従順にしていれば組織自体が高町家を狙う必要がない。後は恭也を妬んだり、怨んだ人物が高町家を襲わないように監視し、必要とあらば殺せばよかった。
元々龍が御神家を崩壊させたのはその戦力の大きさを危惧した事と、御神流を収める人物に恐怖したからだ。
それが手駒に加わるというのならば龍にとって高町家などどうでも良かった。
そして、恭也の叔母である御神美沙斗を嘘の情報で龍に従わせることを恭也が提案したことにより美沙斗の安全も一時的に守られた。
恭也は周りにいる誰よりも強く大人だった。自らを犠牲にし、怨敵である龍に媚び諂う。それが普通の人間なら耐え切れるだろうか?
確実に出来はしないだろう。だが、恭也は家族を護るために耐えきった。
だが、その決意の、その想いの、その行動のなんと悲しいことか。
護るべきものに何も知られることなく護り続ける。自らが血反吐を吐き、血を纏っていながら。
そんな自らの傍らで家族は何も知らずに平穏に過ごしている。普通なら殺意が沸いてもおかしくはない。
だが、恭也はそんな思いを欠片として抱くことなく何よりも大切な、何よりも護りたい家族のために戦ってきた。殺してきた。
「馬鹿だな」
「そんな事は承知していたさ。だが、それでも護りたかったんだ」
「本当に馬鹿だな。何も知らない奴らのために傷ついて、傷つけて、死にそうな目にあって下手したら疎まれるかもしれなんだぞ?」
「あぁ、それも承知していた。だが、傷付くことは恐くない。自らの力を持って他者を傷つけることは恐くない。大切な人達に疎まれることは恐くない。自分が死ぬことは恐くない。
それよりも俺には恐いものがある。
其れは大切な人達が傷付くこと、其れは大切な人達が死ぬこと、其れは大切な人達の心が壊れること、其れは大切な人達に二度と触れ合えないこと
かつて其れを経験したから、もう其れを二度と経験したくない。
傷付くことは痛い、傷付けることは辛い、疎まれるのは嫌だ、死にたくは無い。
しかし、しかしそれで大切な人達が助かるというのなら、護れるというのなら俺は自ら血を纏おう。自ら穢れよう。

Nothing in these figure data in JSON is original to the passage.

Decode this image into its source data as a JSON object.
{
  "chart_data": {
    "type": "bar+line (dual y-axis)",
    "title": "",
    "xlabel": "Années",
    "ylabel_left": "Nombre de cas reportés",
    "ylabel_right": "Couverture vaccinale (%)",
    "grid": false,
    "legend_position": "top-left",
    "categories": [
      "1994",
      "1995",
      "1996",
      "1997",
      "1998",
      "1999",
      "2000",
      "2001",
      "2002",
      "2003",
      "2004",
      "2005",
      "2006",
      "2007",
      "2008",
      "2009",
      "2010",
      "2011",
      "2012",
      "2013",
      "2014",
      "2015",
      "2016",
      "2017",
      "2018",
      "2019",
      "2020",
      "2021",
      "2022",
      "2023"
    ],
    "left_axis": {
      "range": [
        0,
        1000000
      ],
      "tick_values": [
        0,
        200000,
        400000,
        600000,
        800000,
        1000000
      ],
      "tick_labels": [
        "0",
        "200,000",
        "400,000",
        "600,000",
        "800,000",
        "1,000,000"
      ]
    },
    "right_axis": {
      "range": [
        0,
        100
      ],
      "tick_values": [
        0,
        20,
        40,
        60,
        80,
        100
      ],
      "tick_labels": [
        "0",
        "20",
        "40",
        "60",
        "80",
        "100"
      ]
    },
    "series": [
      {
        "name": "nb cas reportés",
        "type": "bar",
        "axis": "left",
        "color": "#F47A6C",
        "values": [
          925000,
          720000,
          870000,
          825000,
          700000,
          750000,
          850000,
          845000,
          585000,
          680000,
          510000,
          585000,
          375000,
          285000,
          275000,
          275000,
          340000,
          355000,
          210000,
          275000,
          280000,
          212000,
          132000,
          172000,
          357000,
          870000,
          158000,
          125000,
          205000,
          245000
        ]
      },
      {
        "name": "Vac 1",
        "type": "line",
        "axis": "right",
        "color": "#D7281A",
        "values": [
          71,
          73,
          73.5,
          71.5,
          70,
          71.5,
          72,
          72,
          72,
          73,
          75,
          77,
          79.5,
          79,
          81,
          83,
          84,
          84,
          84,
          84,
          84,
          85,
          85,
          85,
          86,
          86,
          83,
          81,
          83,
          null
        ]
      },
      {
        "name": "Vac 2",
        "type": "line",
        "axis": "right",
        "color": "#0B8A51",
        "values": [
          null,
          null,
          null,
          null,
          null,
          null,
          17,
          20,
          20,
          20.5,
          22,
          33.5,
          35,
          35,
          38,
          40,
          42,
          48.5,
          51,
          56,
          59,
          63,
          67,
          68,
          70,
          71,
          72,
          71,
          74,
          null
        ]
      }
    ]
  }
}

其の為に俺は傷付くことを恐れない。其の為に俺は傷つけることを恐れない。其の為に俺は疎まれることを恐れない。其の為に俺は死ぬことを恐れない」
硬く、悲しいまでの決意。
捨ててしまえばもっと楽に生きられただろう。捨ててしまえればもっと楽しく生きていることが出来たかもしれない。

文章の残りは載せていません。